Cossack host in the Russian Empire (1828–1868)

The Danube Cossack Host (Дунайське козацьке військо) was a Ukrainian Cossack Host formed in 1828, before the Russo-Turkish War (1828–1829). It was formed by descendants of the Zaporozhian Cossacks who lived in Bessarabia, especially in the Budjak region. A Ukrainian Cossack Host called the Lower Danube Budjak Host had been formed in the same area in 1807, but was disbanded shortly thereafter. The Danube Host included volunteers from various groups, such as the Nekrasov Cossacks, Romanians, Serbs, and Bulgarians. At first, the Cossacks controlled three selos in the Akkerman Poviat: Akmangit, Starokazachye, and Volonterovka.

== Overview ==

After the Russo-Turkish war, the Host was assigned to guard the borders of the Bessarabian and Kherson governorates. It had outposts in Odesa, Izmail, and Akkerman, which also served as its central headquarters. When Wallachia was administered by Russia, the Tsar expected all remaining Nekrasov Cossacks in the Danube Delta to join the Danube Host. However, most refused further military service. In 1839, Russia, concerned about the extent of local Romani activity, proposed that Roma be drafted as Cossacks. Although most Roma declined the offer, those who accepted made up nearly a quarter of the Cossacks in the Host.

During the Crimean War, the Danube Cossacks became famous for using rocket artillery in the capture of Tulcea, Isaccea and Măcin. This artillery supported the main armies in covering their bridgeheads and preventing the Turkish army from crossing the Danube. As a result of their success, both Danube Cossack regiments were awarded the Georgian Banners. After the Treaty of Paris in 1856, Russia ceded part of the Budjak territory. As a result, the Host moved to Stanitsa Nikolayevka-Novorossiyskaya (a modern selo within Odesa Oblast, Ukraine). The Host lost access to the Danube River and was subsequently renamed the Novorossiyan Cossack Host (Новороссийское Казачье Войско) in 1856.
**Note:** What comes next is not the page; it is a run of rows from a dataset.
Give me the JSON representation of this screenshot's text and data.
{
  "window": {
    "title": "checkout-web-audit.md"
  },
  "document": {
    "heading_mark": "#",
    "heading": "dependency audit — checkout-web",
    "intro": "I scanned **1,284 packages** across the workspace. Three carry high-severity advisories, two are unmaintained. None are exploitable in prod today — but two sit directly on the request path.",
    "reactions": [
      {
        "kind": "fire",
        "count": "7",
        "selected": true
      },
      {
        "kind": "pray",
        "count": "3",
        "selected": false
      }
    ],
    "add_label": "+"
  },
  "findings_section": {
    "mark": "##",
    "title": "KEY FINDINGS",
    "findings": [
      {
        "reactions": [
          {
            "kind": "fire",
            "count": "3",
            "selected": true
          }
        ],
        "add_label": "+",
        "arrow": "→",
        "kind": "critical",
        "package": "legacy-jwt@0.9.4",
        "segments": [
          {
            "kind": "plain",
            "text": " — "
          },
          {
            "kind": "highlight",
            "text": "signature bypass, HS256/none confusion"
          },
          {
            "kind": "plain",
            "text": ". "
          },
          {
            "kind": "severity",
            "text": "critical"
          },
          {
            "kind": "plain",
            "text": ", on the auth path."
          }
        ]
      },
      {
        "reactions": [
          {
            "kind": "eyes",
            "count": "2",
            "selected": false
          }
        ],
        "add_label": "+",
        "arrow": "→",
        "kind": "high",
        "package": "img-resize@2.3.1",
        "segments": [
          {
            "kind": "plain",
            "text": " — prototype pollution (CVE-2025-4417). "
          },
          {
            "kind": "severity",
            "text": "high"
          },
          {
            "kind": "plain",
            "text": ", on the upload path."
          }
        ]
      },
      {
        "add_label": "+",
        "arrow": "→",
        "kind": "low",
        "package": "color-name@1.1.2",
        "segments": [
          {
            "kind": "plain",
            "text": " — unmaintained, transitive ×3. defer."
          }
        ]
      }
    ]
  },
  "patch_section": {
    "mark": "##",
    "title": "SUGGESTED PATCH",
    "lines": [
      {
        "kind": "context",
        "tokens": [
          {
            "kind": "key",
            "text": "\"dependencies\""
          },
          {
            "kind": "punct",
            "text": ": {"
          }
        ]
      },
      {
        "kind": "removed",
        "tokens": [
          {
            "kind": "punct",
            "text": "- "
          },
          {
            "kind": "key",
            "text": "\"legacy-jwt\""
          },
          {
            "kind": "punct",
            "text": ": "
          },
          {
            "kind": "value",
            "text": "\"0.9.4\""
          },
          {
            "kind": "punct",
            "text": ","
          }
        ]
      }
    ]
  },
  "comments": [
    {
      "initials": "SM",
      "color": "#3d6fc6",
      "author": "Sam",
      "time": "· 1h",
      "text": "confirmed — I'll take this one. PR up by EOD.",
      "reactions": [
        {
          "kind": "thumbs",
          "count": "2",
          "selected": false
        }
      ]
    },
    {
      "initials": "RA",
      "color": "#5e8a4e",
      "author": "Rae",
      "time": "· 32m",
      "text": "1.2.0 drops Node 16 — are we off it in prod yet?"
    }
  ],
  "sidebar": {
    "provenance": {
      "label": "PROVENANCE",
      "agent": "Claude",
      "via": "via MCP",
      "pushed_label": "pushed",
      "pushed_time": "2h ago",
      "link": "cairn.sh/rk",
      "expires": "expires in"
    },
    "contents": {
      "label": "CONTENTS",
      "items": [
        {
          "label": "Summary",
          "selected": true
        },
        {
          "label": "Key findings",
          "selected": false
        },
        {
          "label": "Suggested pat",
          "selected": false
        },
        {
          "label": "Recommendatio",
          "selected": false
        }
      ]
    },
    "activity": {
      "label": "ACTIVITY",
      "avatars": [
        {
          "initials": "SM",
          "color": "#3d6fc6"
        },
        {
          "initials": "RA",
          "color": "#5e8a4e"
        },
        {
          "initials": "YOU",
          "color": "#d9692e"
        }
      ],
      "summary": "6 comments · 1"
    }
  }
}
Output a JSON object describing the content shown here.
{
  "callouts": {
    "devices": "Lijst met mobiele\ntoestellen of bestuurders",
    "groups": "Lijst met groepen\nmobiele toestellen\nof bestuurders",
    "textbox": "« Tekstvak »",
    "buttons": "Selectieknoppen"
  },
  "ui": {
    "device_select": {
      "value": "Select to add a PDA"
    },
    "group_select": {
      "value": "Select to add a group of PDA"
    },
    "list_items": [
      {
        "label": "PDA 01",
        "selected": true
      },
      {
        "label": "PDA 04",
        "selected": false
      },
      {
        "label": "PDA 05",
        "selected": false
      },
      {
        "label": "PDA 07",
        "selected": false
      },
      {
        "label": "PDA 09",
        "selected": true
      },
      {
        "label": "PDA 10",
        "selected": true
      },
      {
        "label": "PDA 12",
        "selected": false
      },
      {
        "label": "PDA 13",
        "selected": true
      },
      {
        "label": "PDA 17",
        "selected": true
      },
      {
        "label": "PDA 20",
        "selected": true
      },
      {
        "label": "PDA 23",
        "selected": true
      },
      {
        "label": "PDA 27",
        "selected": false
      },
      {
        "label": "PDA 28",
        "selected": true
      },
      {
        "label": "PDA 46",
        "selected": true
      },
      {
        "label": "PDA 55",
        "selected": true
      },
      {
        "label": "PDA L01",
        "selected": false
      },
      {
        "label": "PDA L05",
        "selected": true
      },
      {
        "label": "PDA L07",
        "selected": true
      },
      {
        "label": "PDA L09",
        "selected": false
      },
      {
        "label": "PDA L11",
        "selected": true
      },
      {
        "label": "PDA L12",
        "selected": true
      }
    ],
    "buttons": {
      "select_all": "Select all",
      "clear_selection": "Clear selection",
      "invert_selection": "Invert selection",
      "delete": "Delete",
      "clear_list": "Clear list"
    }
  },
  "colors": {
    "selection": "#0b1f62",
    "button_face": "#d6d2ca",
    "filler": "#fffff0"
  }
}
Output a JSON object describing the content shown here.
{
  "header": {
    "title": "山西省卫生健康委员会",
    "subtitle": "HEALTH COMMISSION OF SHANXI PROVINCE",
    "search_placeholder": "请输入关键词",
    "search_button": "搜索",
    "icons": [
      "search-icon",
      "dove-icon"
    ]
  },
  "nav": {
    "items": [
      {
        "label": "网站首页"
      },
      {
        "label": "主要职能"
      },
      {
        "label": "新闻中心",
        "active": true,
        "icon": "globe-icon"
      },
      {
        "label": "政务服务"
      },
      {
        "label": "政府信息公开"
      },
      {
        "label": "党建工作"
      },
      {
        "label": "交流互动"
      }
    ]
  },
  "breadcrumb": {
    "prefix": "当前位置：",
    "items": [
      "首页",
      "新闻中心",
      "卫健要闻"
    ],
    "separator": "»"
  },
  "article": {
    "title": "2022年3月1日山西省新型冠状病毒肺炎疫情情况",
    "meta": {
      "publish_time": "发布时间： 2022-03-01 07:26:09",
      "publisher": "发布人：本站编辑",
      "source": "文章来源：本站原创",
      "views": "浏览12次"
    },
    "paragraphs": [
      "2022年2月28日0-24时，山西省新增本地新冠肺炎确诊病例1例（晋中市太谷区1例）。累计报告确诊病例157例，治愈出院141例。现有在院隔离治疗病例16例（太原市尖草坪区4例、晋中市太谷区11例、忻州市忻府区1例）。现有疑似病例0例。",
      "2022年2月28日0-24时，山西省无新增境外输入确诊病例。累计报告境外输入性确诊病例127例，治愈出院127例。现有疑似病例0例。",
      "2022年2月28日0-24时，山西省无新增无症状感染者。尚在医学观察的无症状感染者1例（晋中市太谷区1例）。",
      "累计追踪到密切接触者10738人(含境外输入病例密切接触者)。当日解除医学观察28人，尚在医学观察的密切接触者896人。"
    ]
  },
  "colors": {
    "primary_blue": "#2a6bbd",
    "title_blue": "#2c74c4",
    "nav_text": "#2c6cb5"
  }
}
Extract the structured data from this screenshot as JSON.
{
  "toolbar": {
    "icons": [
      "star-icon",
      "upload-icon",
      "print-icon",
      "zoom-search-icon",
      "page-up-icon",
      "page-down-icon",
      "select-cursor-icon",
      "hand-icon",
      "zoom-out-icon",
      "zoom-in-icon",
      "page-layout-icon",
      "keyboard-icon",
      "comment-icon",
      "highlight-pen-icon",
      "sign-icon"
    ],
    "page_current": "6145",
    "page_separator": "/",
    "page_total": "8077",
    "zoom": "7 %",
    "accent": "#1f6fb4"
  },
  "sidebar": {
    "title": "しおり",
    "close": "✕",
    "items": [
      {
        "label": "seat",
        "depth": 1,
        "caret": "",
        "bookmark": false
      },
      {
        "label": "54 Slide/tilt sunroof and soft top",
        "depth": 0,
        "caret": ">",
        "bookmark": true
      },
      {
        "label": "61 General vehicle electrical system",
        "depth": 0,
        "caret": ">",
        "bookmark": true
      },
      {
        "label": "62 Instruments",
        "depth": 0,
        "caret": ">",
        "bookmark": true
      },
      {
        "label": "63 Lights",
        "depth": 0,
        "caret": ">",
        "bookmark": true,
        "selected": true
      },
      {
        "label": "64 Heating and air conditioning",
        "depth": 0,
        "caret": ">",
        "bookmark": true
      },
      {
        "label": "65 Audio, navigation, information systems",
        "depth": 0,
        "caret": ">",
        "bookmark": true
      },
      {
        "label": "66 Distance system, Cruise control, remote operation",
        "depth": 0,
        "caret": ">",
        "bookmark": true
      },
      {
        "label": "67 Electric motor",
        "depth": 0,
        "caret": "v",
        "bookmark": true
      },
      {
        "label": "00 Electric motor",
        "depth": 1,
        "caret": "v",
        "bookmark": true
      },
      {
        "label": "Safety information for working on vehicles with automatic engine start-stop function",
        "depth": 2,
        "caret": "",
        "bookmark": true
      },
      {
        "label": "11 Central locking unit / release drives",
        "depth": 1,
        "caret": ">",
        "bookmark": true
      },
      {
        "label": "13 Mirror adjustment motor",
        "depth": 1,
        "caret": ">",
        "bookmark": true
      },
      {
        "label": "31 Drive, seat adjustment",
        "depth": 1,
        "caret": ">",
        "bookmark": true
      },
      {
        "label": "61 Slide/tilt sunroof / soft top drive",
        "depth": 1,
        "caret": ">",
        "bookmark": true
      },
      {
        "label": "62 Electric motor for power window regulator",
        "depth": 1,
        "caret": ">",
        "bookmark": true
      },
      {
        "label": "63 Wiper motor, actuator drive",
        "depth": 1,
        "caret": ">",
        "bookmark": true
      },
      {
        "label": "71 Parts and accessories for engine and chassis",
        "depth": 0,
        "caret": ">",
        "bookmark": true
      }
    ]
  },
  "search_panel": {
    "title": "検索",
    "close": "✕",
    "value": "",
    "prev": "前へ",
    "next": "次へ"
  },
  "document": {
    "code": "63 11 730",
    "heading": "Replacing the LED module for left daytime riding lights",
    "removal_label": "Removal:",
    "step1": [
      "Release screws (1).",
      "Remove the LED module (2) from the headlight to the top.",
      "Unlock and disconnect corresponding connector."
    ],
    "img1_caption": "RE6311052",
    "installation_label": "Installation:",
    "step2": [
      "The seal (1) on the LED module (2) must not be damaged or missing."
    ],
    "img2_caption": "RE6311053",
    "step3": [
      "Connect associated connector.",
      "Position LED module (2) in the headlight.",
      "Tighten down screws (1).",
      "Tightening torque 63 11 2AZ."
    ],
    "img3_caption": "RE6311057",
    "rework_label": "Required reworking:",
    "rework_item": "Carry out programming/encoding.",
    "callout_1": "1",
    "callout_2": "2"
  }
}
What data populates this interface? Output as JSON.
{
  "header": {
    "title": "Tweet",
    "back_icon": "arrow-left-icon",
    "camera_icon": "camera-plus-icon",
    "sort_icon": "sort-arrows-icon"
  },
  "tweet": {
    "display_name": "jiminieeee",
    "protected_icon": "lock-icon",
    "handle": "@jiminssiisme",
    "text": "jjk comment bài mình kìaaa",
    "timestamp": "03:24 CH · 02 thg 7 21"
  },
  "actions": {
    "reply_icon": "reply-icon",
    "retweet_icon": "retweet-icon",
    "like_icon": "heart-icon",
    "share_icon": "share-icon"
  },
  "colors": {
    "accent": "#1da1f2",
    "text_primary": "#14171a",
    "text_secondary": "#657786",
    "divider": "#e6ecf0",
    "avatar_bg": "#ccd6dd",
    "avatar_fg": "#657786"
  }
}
By 1858, the new Host had 10 stanitsa and numbered twelve thousand men. Over the next decade, however, during a period of relative peace, most lost their combat skills and became involved in internal customs and police work. In 1868, as a result of the administrative reform of Emperor Alexander II, the Host was disbanded and most of the Cossacks continued their service in the customs and police work, but now under the civil administration.